Immer wieder im Laufe dieses Abends kommt man in Situationen, den Atem anzuhalten und sich zu fragen: Gibt es jetzt noch eine Steigerung? Nur um dann festzustellen, dass auf jeden Höhepunkt noch ein weiterer folgt, ein noch spektakulärerer, einer, der einem Orkan gleichkommt, der die im ehrwürdigen Birdland Jazzclub vorherrschenden Hörgewohnheiten mal eben so hinwegfegt und durch neue ersetzt. Selten hat eine Band das Clubgewölbe dermaßen auf Links gedreht wie das schwedisch-irisch-englisch-dänische Quartett um den norwegischen Tenor- und Sopransaxofonisten Marius Neset.

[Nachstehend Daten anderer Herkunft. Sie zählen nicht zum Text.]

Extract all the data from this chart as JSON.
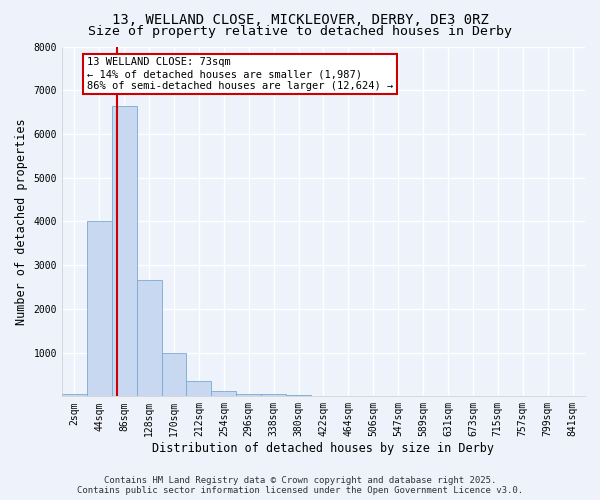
{
  "title_line1": "13, WELLAND CLOSE, MICKLEOVER, DERBY, DE3 0RZ",
  "title_line2": "Size of property relative to detached houses in Derby",
  "xlabel": "Distribution of detached houses by size in Derby",
  "ylabel": "Number of detached properties",
  "categories": [
    "2sqm",
    "44sqm",
    "86sqm",
    "128sqm",
    "170sqm",
    "212sqm",
    "254sqm",
    "296sqm",
    "338sqm",
    "380sqm",
    "422sqm",
    "464sqm",
    "506sqm",
    "547sqm",
    "589sqm",
    "631sqm",
    "673sqm",
    "715sqm",
    "757sqm",
    "799sqm",
    "841sqm"
  ],
  "values": [
    50,
    4000,
    6650,
    2650,
    1000,
    350,
    120,
    60,
    50,
    30,
    0,
    0,
    0,
    0,
    0,
    0,
    0,
    0,
    0,
    0,
    0
  ],
  "bar_color": "#c8d8f0",
  "bar_edgecolor": "#7aaad0",
  "red_line_x": 1.72,
  "highlight_color": "#cc0000",
  "annotation_text": "13 WELLAND CLOSE: 73sqm\n← 14% of detached houses are smaller (1,987)\n86% of semi-detached houses are larger (12,624) →",
  "annotation_box_color": "#ffffff",
  "annotation_box_edgecolor": "#cc0000",
  "ylim": [
    0,
    8000
  ],
  "yticks": [
    0,
    1000,
    2000,
    3000,
    4000,
    5000,
    6000,
    7000,
    8000
  ],
  "footer_line1": "Contains HM Land Registry data © Crown copyright and database right 2025.",
  "footer_line2": "Contains public sector information licensed under the Open Government Licence v3.0.",
  "bg_color": "#eef2fb",
  "grid_color": "#ffffff",
  "title_fontsize": 10,
  "subtitle_fontsize": 9.5,
  "label_fontsize": 8.5,
  "tick_fontsize": 7,
  "footer_fontsize": 6.5,
  "annotation_fontsize": 7.5
}
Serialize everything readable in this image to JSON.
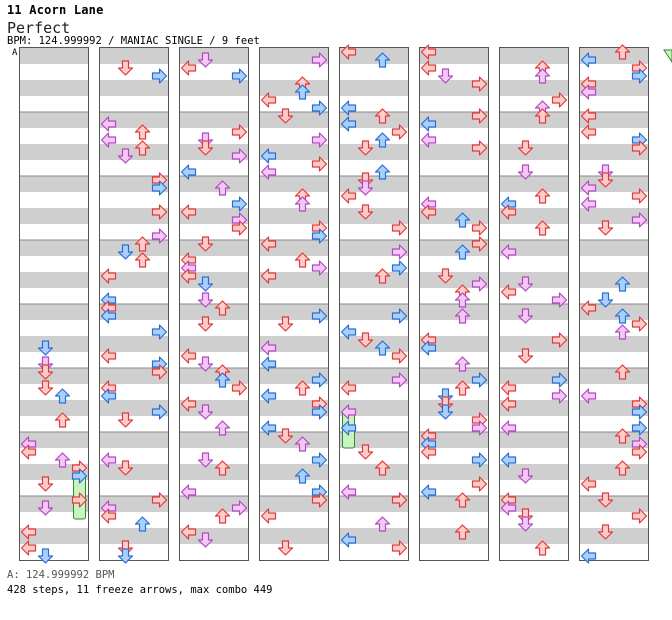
{
  "song": {
    "title": "11 Acorn Lane",
    "rank": "Perfect"
  },
  "chart_info": {
    "line": "BPM: 124.999992 / MANIAC SINGLE / 9 feet",
    "section_marker": "A"
  },
  "footer": {
    "bpm_line": "A: 124.999992 BPM",
    "stats_line": "428 steps, 11 freeze arrows, max combo 449"
  },
  "colors": {
    "stripe": "#cfcfcf",
    "red_arrow_fill": "#ffcccc",
    "red_arrow_stroke": "#e03a3a",
    "pink_arrow_fill": "#f5c7f7",
    "pink_arrow_stroke": "#b04ac0",
    "blue_arrow_fill": "#a8d0ff",
    "blue_arrow_stroke": "#2a6fd0",
    "freeze_fill": "#c8f4c0",
    "freeze_stroke": "#2f8a2a"
  },
  "chart_data": {
    "type": "step-chart",
    "mode": "MANIAC SINGLE",
    "difficulty_feet": 9,
    "bpm": 124.999992,
    "steps": 428,
    "freeze_arrows": 11,
    "max_combo": 449,
    "columns": 8,
    "measures_per_column": 8,
    "lanes": [
      "left",
      "down",
      "up",
      "right"
    ],
    "seed": 11
  }
}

Nach großorchestralen Auftritten mit dem Trondheim Jazz Orchestra, der London Sinfonietta und der Danish Radio Bigband widmet er sich nun dem kleinen Format, dem Electric-, dem Rock- und dem Fusion-Jazz. Seine Stücke beginnen mit einem fröhlich hüpfenden, kindlichen Thema, mit einer Spieluhr-Melodie, einem einfachen Hoppsalauf auf der Trommel und enden – denn Neset ist als Komponist ein Meister der Steigerung und der Dynamik – nicht selten in orgiastischen, mit Verve in den Saal gewuchteten Soundgewittern, die einen staunend zurücklassen, sprachlos machen oder gleich komplett umhauen. Dass die Band mit dem Pianisten Magnus Hjorth, Elliot Galvin an den Synthesizern, Conor Chaplin am fünfsaitigen E-Bass und Nesets seit vielen Jahren treuem Weggefährten Anton Eger an den Drums sich des Instrumentariums und des Klangbildes des Rock bedient, ist genrebedingt. Dies zu kritisieren wäre ebenso unsinnig wie Stockhausen vorzuwerfen, nicht Mozart zu sein.
Stücke aus Nesets Feder wie „Wild-life“, „Day In A Sparrow’s Life“ oder „A Hand To Hold“ sind – denen des genialen Frank Zappa nicht unähnlich – nicht selten von enormer rhythmischer Komplexität und stecken voller Überraschungen. Plötzliche Harmonie- und Themenwechsel, überraschende Stopps und Breaks, dichte Abfolgen von lyrischen Momenten und hektischer Betriebsamkeit, epischer Breite und wahnwitziger Rasanz bestimmen die Szenerie, aber welche Kapriolen sich die Band auch leistet, der entscheidende Flow bleibt erhalten. Was dieses Marius Neset Quartett hier über zwei Stunden treibt, ist zwar durchaus kompliziert, aber eben nie verkopft. Und wird auch so wahrgenommen, wie der enthusiastische Beifall am Ende belegt. Natürlich gibt es auch Momente, um inne zu halten. Als Neset sich beispielsweise mit einem Solostück ins Klassikfach vorwagt. Ligeti sei ein großer Einfluss, heißt es, Grieg und Mahler auch. Deren Erbe dient ihm als Basis für eine Improvisation, die man nur als makellos, ja, virtuos bezeichnen kann.
Der Sound mag teilweise ziemlich „heavy“ sein, aber nichts an diesem Abend ist schwer. Wie selbstverständlich bewegt sich die Band, die im Birdland den Abschluss ihrer Tour feiert, was ja oftmals zusätzlich Flügel verleiht, in ihrem Metier. Eger treibt vom Schlagzeughocker aus seine Jungs an, Nesets Kompositionen sind das ideale Feld, um sich so richtig auszutoben und der Rest der Band lässt sich nicht lange bitten. Am Ende fühlen sich alle so, wie’s als Titel auf der aktuellen CD steht: „Happy“. – Was für ein sensationelles Konzert!